I Social Network e la libertà di espressione

Dopo la sospensione dell’account di Donald Trump decisa dalle principali piattaforme social: Facebook e Twitter, molti commentatori italiani e non, hanno etichettato questa decisione come “censura”, aprendo un dibattito che ha coinvolto giornalisti, politici, politologi e molti esperti del web.

Come facile intuire, non si è trovata una sintesi, essendo la libertà di espressione un tema dai confini sfumati e soprattutto perché la discussione, tenutasi per lo più proprio sulle piattaforme social, ha dimostrato ancora una volta come tali mezzi di comunicazione favoriscano più a contrapposizione tra slogan di segno opposto, che non la costruzione di uno scambio rispettoso e costruttivo.
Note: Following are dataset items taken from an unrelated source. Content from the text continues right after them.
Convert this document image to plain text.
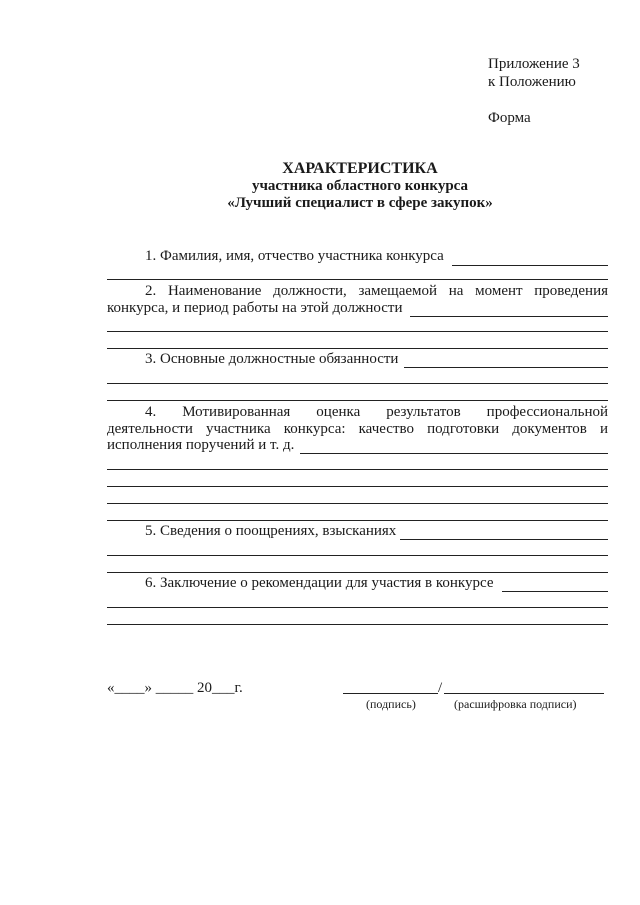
Приложение 3
к Положению
Форма
ХАРАКТЕРИСТИКА
участника областного конкурса
«Лучший специалист в сфере закупок»
1. Фамилия, имя, отчество участника конкурса
2. Наименование должности, замещаемой на момент проведения
конкурса, и период работы на этой должности
3. Основные должностные обязанности
4. Мотивированная оценка результатов профессиональной
деятельности участника конкурса: качество подготовки документов и
исполнения поручений и т. д.
5. Сведения о поощрениях, взысканиях
6. Заключение о рекомендации для участия в конкурсе
«____» _____ 20___г.	/
(подпись)	(расшифровка подписи)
Vale la pena fare alcune brevi riflessioni su quanto accaduto, senza entrare nel merito del motivo scatenante:

1 – I Social Network sono piattaforme di comunicazione gestite da società private a cui ci si iscrive liberamente sottoscrivendo termini e condizioni d’uso. Chi viola tali condizioni può essere bloccato a discrezione dei gestori delle piattaforme. Questo vale per chiunque scelga di utilizzare il servizio offerto, peraltro a titolo gratuito

2 – i Social Network non son Internet: chiunque in qualsiasi momento può aprire un suo sito o blog o anche una piattaforma social e rendere pubbliche le proprie opinioni attraverso la rete.

3 – Esistono centinaia di fonti di informazione al di là dei Social: quotidiani, periodici, telegiornali, radiogiornali, programmi di approfondimento, libri…

4 – sui Social Network esistono – e prosperano –  decine di profili falsi e chat bot che sono creati per “ingannare” gli algoritmi e moltiplicare il consenso o creare dissenso attorno a un determinato personaggio pubblico

Dire quindi che la chiusura del profilo personale di Donald Trump è una minaccia alla libertà di espressione non ha senso. In primo luogo è stato bloccato l’account personale di Trump, mentre @potus, l’account istituzionale creato su Twitter per il Presidente degli USA, non è mai stato bloccato.

Qualcuno ha perfino scritto che il fatto che tutti i media tradizionali utilizzano i social come prima fonte per raccogliere le dichiarazioni dei politici, basta a dimostrare che non possono essere considerati club privati, ma società con responsabilità pubbliche.

Anche in questo caso è evidente la fallacia logica: il fatto che molte testate si limitino a riprendere i tweet dei politici è solo la dimostrazione che l’informazione, politica e non, viaggia a livello superficiale basandosi su frasi fatte e necessariamente brevi che non permettono alcun tipo di approfondimento. Dimostra inoltre, a corollario, che se la stampa si limita a riprendere i tweet commentandoli, è perfettamente inutile comprare un quotidiano, perché le stesse informazioni si trovano gratuitamente su Twitter.

Dichiarare che il pericolo per la democrazia derivi dalle decisioni prese dai titolari delle piattaforme social è un’affermazione che molto spiega sul significato che si dà oggi al concetto di democrazia e sull’incapacità di comprendere a fondo i meccanismi di diffusione e condivisione delle notizie sui social stessi. Gli algoritmi alla base del funzionamento dei social, creano dei cortocircuiti pericolosi per l’informazione, amplificando in maniera abnorme messaggi che per loro natura possono essere pericolosi per la società. Per questo negli ultimi anni i titolari delle piattaforme hanno creato dei team sempre più vasti di persone – vere –  per evidenziare e segnalare eventuali criticità.

Nel caso specifico di Trump, da anni si chiedeva alle piattaforme di intervenire, ma essendo lui il Presidente degli USA, per diverse motivazioni facilmente intuibili, i titolari dei principali Social Network hanno sempre traccheggiato, arrivando ad una decisione drastica solo nel momento in cui sono stati certi che la figura in questione non ricopriva più quel ruolo. Opportunismo? Beh difficile dimostrare il contrario, ma non per questo oggi si può parlare di censura.

Il tema sulla libertà di espressione rimane aperto, come è sempre stato, ma è insidioso utilizzarlo strumentalmente per dimostrare le proprie tesi.

Ciò che occorre davvero, a mio modesto parere, è una maggiore cultura della comunicazione, che permetta a ciascuno di distinguere i contenuti dei messaggi dalle giravolte retoriche che spesso confondono e che aiuti ognuno ad essere consapevole del valore di ciò che viene detto o scritto così come del valore del silenzio, perché la libertà di parola, cosi come ogni forma di libertà, comporta necessariamente l’assunzione della piena responsabilità delle proprie azioni.

Su questo tema ho trovato particolarmente utili le riflessioni di Francesco Costa, vicedirettore de Il Post, e Carlo Blengino, avvocato esperto di tecnologia.